Giant ants may have been an effective metaphor for change in 1954, but how about 2019?
Carter and Laing's main concern appears to be about the narratives that we use to comprehend the world; specifically, the problem when an imaginative "what if", WHEN constantly repeated, inevitably becomes a predictable, restricting "must be" that's no longer fit for purpose. Initially, our way into this idea is through the cliches of a television chat show, part-Norton sparkle, part Oprah therapy. Our host is the delightfully "loud" Kiruna Stamell, keen to uncover the emotional roots (the "Man-opause"?) behind Guardian-reading director Laing suddenly wanting to make a musical action movie adaptation of "Them!".
Things start to evolve when the deliberately stilted Laing, playing himself, says he's had enough and exits the stage, to be replaced by an all-together more impassioned incarnation excellently performed by Ross Mann. But the disruptions continue: one of the cast members, "Prof", joins "The Director" on the sofa, arguing that 1950s' attitudes to technology and the role of men and women in science, as much as the expectations of what happens in a modern action movie, are no-longer fit-for-purpose. Giant ants may have been an effective metaphor for change in 1954, but how about 2019?

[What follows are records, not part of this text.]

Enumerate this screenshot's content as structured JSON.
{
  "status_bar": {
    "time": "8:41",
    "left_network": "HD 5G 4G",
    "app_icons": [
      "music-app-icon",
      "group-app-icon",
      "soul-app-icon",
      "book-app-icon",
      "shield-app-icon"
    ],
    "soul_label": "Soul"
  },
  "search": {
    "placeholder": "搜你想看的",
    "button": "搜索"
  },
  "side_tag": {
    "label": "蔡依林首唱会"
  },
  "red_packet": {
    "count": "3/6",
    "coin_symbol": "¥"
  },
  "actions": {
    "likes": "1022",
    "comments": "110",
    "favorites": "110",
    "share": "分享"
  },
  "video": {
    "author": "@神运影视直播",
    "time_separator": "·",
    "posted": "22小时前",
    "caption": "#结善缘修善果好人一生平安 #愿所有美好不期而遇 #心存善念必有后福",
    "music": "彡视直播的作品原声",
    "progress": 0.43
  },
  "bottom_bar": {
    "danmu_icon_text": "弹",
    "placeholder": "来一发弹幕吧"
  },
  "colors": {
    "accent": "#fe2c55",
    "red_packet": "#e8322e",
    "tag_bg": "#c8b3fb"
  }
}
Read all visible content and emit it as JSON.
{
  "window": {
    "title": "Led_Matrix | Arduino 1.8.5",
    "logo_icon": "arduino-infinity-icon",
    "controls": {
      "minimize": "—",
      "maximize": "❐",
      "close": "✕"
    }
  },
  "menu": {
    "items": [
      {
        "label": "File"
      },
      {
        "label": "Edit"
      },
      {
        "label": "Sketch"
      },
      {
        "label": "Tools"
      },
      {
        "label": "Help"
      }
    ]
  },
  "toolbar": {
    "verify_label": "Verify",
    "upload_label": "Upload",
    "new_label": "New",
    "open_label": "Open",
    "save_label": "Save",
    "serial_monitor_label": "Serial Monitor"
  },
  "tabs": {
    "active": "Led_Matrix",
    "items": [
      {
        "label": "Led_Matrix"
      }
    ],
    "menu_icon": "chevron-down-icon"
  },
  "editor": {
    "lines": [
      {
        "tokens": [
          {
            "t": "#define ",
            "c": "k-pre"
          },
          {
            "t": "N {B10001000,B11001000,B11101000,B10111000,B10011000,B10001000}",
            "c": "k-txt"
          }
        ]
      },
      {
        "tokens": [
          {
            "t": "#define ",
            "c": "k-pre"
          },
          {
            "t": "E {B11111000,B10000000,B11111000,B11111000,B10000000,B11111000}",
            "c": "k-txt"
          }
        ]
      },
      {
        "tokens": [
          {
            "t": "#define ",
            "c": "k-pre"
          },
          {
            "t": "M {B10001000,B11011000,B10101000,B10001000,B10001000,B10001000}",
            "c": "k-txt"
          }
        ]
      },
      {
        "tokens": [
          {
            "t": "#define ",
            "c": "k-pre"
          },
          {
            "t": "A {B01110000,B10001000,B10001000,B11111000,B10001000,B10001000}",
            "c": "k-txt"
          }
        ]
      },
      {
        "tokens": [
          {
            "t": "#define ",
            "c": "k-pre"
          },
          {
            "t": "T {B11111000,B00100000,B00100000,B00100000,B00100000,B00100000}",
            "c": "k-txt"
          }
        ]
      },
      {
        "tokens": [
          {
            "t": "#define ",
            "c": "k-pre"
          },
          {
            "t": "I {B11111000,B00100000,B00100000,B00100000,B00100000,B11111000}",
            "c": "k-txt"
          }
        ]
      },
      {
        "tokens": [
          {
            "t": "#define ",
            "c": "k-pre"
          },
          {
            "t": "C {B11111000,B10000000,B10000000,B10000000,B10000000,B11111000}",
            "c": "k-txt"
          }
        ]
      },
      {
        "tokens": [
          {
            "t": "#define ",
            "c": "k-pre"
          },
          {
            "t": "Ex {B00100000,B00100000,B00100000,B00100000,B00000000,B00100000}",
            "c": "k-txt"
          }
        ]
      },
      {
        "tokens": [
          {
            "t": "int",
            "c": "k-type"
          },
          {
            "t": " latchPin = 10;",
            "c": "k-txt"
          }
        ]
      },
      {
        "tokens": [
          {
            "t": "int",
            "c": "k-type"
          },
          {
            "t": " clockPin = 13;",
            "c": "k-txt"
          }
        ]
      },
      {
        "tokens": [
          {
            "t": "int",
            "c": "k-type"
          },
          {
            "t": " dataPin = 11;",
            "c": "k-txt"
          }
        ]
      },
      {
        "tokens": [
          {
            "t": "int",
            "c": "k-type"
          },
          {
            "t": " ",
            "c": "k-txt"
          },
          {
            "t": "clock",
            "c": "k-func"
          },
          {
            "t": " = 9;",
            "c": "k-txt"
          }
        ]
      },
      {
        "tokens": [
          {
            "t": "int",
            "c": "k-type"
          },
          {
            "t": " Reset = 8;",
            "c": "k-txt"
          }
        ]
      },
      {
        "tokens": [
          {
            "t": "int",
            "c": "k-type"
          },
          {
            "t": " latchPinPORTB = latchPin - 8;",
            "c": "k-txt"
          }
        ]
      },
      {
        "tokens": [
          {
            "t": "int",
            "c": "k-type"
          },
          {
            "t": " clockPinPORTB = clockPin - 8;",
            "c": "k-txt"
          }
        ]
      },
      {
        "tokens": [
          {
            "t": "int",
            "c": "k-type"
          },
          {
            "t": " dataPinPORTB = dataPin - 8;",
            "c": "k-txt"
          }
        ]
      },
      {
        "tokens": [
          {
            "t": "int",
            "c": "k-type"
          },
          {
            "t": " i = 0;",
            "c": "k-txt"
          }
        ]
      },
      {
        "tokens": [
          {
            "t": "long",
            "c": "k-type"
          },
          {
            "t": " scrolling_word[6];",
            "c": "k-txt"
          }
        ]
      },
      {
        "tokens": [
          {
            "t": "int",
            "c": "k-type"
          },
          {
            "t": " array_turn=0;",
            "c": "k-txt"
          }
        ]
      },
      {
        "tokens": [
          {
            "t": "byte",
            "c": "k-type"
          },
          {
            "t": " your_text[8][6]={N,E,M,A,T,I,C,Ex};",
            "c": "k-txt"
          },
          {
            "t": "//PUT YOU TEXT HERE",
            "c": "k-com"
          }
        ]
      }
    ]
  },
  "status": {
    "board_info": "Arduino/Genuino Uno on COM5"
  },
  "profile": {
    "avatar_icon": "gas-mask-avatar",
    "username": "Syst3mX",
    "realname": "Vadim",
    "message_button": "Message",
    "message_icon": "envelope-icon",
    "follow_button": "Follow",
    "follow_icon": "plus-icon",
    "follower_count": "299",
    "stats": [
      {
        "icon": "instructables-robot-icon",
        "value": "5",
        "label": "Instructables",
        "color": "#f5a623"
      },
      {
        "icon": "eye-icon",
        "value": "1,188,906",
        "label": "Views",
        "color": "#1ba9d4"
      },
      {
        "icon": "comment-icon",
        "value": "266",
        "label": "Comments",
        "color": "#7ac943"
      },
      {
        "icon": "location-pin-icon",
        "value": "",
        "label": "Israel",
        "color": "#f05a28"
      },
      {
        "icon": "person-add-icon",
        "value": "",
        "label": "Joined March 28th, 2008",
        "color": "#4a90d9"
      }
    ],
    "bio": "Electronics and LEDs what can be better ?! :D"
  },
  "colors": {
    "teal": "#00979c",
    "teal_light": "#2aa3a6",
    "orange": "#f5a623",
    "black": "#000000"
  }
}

Or would AI-operated ant-like machines be a better metaphor? The nearest we get to this on stage are five young actors, playing self-adaptive robots representing some Netflix-owned Future. The questions continue when the intriguing figure of Toni (a startlingly compelling Rosina Bonsu) suddenly assumes the host's chair. It's Toni who invites us to move on to either Part Two of the show (a noisy night club, ear-plugs provided) or straight on to Part Three, where we can observe and follow some 150,000 leaf cutter ants from Trinidad in an extensive connection of boxes and tubes.
Fascinating stuff, but in portraying a television studio the makers seem to deliberately opt for an amateurish camera crew. Despite most of the action being shown on a large screen, no real effort is made (until the end) to improve access by adding subtitles. Worst of all, after wandering round the ant complex, there was no firmly policed route back into Tramway. I ended up in the car park at the back of the building. Or was that actually the point?